Nextflow ≥ 26.x compatibility: moved log.info inside the workflow block, replaced C-style loops with Groovy functional expressions, and updated nextflow.config env-var syntax.
Added JVM flags -XX:-UsePerfData --enable-native-access=ALL-UNNAMED to all GATK processes to suppress Java 17+ warnings.
Fixed gatkIndex memory to prevent a -Xmx0g crash on first attempt.
Fixed single-end sample crash in r_process_summary_fastp.R (insert_size$peak is absent for SE data).

v1.0.6 (April 2026)¶

Switch to automatic Singularity image pulling. No manual action required.
Included fully functional example dataset.

v1.0.5 (April 2026)¶

Fixed HTML QC report generation
Improved stability of SRA downloader

v1.0.4b (April 2026)¶

Fixed invalid retryStrategy process directive.

v1.0.4 (April 2026)¶

Added GitHub Pages documentation site at crolllab.github.io/genomepanel_nf.

v1.0.3 (April 2026)¶

Updated all Singularity container images to the latest Galaxy depot releases.
Redesigned QC report (pipeline_report.html): unified fastp, BWA and variant quality sections into a single HTML report with inline PDF plots (font-independent, works in all containers and browsers).
Optimised SLURM resource requests across all pipeline modules.

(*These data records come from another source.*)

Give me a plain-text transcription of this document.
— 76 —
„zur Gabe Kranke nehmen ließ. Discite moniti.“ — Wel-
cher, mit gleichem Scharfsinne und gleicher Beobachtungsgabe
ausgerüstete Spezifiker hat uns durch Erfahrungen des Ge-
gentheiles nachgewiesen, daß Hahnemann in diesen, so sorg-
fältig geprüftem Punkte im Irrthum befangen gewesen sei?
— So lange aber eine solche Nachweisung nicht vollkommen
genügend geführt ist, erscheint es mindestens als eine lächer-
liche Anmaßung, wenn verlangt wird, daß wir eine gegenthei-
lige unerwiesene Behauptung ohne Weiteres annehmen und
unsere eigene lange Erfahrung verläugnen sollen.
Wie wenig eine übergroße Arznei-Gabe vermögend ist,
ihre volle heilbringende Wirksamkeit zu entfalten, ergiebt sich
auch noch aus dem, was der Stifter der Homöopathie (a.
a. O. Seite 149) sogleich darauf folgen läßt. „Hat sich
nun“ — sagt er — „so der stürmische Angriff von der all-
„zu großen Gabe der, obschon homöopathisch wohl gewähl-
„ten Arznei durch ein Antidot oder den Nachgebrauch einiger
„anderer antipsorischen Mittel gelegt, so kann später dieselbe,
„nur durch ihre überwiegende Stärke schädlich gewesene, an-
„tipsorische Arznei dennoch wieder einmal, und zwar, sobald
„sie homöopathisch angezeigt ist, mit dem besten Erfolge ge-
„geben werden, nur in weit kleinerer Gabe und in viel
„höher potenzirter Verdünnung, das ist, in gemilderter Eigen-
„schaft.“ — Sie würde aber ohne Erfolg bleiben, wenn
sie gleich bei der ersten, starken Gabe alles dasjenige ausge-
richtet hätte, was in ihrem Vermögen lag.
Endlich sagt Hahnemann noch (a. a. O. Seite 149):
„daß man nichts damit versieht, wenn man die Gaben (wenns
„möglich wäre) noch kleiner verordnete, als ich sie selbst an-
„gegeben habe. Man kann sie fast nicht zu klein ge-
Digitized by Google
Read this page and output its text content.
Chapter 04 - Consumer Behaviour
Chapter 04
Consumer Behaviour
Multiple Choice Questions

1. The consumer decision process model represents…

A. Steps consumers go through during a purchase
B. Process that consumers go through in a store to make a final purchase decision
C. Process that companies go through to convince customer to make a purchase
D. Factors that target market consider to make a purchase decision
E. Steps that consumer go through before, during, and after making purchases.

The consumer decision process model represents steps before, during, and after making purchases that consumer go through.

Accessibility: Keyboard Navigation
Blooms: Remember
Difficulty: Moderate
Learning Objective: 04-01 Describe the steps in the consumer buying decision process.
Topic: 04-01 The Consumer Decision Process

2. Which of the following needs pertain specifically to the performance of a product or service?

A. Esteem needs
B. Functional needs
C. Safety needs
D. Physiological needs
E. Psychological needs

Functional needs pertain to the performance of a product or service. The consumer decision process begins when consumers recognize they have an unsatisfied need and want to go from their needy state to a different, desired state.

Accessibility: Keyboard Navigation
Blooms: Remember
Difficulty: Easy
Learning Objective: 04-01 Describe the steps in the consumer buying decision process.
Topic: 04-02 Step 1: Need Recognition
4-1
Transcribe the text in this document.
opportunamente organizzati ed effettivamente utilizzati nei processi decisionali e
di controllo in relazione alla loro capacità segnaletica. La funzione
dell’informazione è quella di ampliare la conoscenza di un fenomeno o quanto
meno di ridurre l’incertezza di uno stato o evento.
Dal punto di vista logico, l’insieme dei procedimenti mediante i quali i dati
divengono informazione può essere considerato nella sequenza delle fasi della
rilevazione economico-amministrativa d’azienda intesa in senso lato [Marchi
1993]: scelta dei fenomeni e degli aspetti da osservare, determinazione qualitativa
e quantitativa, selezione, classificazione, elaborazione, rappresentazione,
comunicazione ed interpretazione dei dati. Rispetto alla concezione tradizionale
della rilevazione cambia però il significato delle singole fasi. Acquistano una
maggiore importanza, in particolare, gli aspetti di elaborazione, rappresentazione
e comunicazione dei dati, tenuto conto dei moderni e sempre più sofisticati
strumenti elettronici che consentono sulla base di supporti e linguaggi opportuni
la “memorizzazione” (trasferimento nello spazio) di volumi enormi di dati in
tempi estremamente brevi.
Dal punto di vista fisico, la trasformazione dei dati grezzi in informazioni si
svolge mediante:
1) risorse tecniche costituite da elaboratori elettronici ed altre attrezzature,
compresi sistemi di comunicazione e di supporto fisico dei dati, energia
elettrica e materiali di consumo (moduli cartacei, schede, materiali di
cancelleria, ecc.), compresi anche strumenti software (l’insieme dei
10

Questions and feature requests¶

Questions, bug reports and feature requests are welcome on the GitHub Issues page.

Questions? Found a bug? Feature requests?

Go to the GitHub Issues page

How to cite¶

If you use genomepanel_nf in your research, please cite:

Croll, D. (2026). genomepanel_nf - a highly efficient Nextflow pipeline for reference genome variant calling of large genome panels (v1.0.5). Zenodo. https://doi.org/10.5281/zenodo.19392838

Please also cite the underlying tools listed in the Software table above.